Page 5: Fishing Grounds of the Gulf  1 01

[Footnote 2: United states Bureau of Fisheries Statistical Bulletin No. 703]

[Footnote 3: United states Bureau of Fisheries Document No. 1034]

ACKNOWLEDGMENTS

It has been the writer's endeavor, by consulting a large number of minn kota edge captains of longexperience upon these grounds, to reduce the margin of inaccuracy as much as possible, as to thecharts. In the event of clash of the opinion, the best contract as to the details continues to beapproved.

The grounds as driven are not meant to consist of any certain depth curve but are meant to displayspecific minn kota edge locations. It really is recognized of course, that many varieties frequent theshallows and the deep http://www.minnkotamotors.com/products/trolling_motors.aspx water at thedifferent seasons: also, that certain other species are found on the much deeper soundings duringvirtually all the year. If a given area appears as a larger ground than is shown upon other chartsmade for navigating purposes, often this is because we have included in it a cusk ground or a hakebottom lying adjacent to the shoal as charted, thus.
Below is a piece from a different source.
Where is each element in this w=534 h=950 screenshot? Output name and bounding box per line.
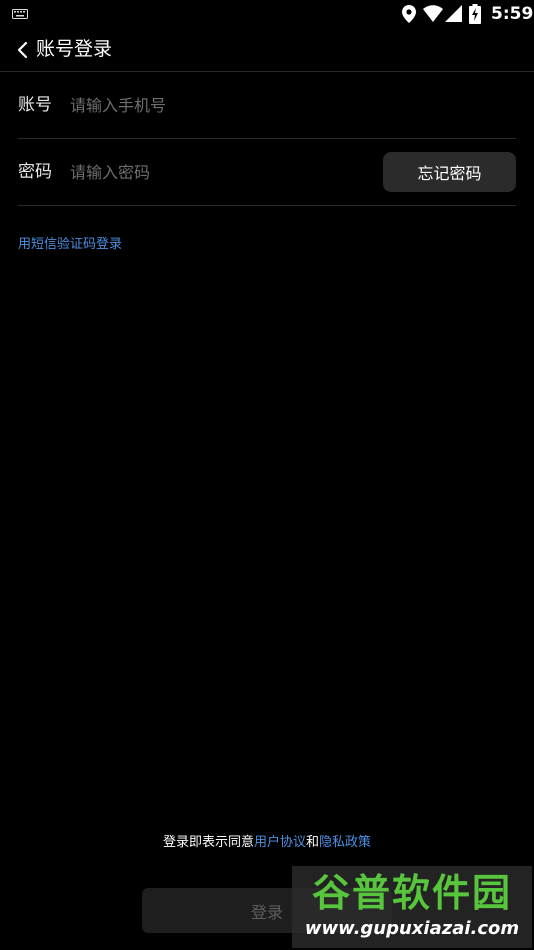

A large number of these reasons have already been explained prior to by G. Browne Goode andothers, and where feasible their function has been used as a grounds for the current paper, with anyfurther information or the mentioning of the changed problem from the reasons or difference infishing techniques utilized on them that was accessible.
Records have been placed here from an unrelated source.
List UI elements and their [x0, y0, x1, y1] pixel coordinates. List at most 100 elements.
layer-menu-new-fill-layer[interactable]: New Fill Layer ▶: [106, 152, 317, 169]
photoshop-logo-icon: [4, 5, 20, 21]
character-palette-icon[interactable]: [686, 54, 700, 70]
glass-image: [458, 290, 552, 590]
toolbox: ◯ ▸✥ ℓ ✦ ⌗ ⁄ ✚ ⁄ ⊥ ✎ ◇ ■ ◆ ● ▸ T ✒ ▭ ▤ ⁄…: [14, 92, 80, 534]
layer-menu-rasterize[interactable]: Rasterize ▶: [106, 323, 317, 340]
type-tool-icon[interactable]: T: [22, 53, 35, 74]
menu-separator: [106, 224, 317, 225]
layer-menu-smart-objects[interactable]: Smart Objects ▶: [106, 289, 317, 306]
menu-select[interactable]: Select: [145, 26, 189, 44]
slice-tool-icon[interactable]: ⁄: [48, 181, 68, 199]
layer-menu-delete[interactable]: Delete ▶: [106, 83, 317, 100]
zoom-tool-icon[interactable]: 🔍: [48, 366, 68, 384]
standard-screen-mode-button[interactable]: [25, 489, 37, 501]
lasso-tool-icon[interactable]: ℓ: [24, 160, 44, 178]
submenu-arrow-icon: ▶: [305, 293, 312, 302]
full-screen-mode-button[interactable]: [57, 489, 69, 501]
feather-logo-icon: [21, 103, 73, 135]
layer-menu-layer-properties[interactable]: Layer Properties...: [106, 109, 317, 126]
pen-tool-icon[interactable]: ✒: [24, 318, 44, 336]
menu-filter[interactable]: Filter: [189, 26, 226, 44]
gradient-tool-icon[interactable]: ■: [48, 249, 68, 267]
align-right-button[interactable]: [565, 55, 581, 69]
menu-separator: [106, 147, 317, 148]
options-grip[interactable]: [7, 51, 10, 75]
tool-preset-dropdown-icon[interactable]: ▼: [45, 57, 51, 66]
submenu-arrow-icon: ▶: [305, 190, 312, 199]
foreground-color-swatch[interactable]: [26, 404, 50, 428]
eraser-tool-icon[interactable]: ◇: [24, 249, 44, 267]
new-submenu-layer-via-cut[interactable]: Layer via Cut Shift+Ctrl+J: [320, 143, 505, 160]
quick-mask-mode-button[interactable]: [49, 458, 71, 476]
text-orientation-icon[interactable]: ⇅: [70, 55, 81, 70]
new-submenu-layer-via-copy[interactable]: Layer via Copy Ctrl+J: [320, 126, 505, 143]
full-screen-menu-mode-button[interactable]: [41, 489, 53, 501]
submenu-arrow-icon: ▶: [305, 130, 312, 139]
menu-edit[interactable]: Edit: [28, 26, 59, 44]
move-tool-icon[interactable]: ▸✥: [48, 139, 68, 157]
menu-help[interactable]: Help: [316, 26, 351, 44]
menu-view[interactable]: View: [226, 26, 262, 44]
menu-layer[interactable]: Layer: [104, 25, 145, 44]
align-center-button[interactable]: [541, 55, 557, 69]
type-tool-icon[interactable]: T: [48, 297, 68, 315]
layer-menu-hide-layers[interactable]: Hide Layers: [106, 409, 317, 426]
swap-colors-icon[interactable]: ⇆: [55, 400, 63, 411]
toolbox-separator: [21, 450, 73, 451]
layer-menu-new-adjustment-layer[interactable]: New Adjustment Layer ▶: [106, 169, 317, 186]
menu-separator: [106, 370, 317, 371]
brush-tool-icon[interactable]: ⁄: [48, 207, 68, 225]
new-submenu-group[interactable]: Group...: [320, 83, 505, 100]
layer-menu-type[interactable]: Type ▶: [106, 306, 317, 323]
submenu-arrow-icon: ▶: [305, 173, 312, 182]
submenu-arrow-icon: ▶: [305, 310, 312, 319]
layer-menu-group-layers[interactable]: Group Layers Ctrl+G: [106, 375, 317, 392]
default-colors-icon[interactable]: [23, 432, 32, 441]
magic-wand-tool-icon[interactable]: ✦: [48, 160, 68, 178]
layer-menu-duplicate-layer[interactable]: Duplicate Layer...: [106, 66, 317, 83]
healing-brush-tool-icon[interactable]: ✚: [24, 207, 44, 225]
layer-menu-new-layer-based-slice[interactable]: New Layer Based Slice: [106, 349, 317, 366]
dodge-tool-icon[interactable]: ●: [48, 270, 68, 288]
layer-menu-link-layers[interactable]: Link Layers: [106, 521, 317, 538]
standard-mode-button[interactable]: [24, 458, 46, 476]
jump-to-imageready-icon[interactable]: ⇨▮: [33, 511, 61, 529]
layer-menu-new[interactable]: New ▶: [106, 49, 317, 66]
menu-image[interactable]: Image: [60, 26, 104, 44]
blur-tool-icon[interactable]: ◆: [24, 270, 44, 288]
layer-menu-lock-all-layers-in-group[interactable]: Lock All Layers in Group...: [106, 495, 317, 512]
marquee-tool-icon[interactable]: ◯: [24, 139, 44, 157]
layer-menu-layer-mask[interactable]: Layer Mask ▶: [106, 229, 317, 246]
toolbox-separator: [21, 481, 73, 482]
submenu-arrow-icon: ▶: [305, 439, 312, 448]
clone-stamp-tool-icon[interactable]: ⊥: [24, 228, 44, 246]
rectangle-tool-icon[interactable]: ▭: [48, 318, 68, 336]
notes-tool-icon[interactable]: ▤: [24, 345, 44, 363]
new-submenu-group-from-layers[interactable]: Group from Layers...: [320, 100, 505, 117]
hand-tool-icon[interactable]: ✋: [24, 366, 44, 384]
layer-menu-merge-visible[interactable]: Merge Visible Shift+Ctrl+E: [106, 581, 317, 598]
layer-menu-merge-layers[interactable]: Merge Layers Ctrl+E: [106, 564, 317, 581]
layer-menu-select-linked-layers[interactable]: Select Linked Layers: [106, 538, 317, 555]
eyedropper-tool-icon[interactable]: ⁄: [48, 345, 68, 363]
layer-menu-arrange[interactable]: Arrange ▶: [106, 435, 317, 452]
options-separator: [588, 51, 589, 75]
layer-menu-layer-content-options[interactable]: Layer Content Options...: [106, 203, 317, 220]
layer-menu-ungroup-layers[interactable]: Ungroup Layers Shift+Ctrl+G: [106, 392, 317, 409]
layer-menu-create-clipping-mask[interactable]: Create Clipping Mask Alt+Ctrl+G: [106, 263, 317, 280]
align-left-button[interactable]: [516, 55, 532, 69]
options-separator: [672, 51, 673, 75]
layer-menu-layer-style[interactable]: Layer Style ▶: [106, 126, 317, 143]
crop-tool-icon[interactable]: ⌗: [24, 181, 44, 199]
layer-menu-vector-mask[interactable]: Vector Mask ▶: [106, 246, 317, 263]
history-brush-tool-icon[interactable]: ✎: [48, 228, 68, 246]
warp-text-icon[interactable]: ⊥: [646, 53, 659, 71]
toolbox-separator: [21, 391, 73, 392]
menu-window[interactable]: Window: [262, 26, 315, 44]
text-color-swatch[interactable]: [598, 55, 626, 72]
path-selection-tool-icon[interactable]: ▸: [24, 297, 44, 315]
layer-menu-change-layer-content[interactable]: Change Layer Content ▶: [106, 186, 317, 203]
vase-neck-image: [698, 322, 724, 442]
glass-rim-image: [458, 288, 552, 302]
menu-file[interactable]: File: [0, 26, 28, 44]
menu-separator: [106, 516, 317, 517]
Thankful acknowledgment is hereby made to the many captains who decorated information that,created the drawing from the charts feasible and also for the facts utilized in the descriptions fromthe minn kota edge reasons.
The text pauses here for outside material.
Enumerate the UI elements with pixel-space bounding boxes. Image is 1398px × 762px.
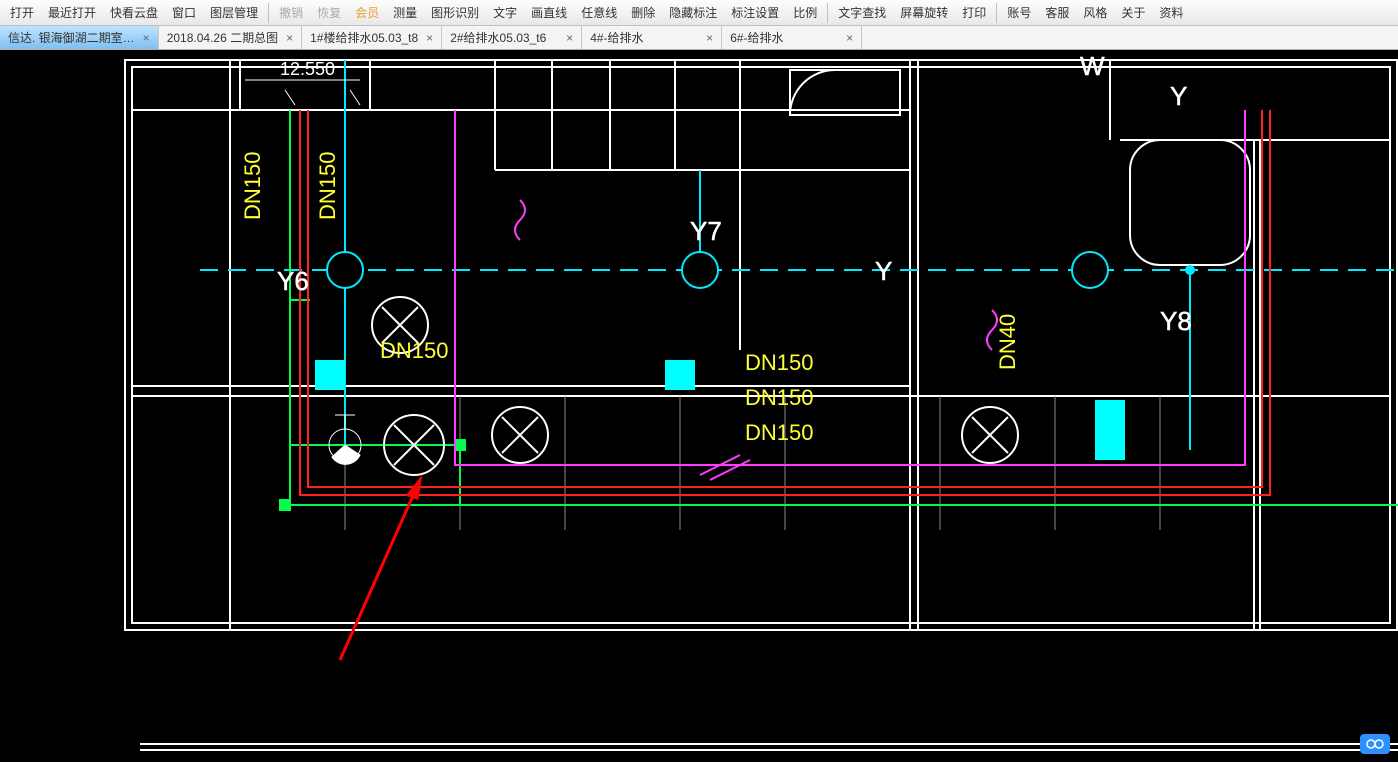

With the overseas banking institutions, especially with the Georges area and Browns Bank and alsoto a specific extent, also, the western portion of the Inner Reasons, the author has experienced aconsiderable individual acquaintance from which to draw.

For your historical and geographical data the author has quoted easily from various contemporarywriters, who, within their turn, have driven their details from older records. Amongst those offeredare Holmes's United states Annals; Parkman's Pioneers of France within the New Planet; SouthgatesHistory of Scarburo; Abbott and Elwell's History of Maine; Willis's Background of Maine; Sabine'sReport around the Primary Fisheries from the American Seas; A medical history of the inventionfrom the East Coast of North America, by Dr. John G. Kohl, of Bremen, Germany; various chapters ofHakluyt's Voyages; the Diary of John Jocelyn, Gent.; and New Britain Trials of the famous CaptainJohn Smith.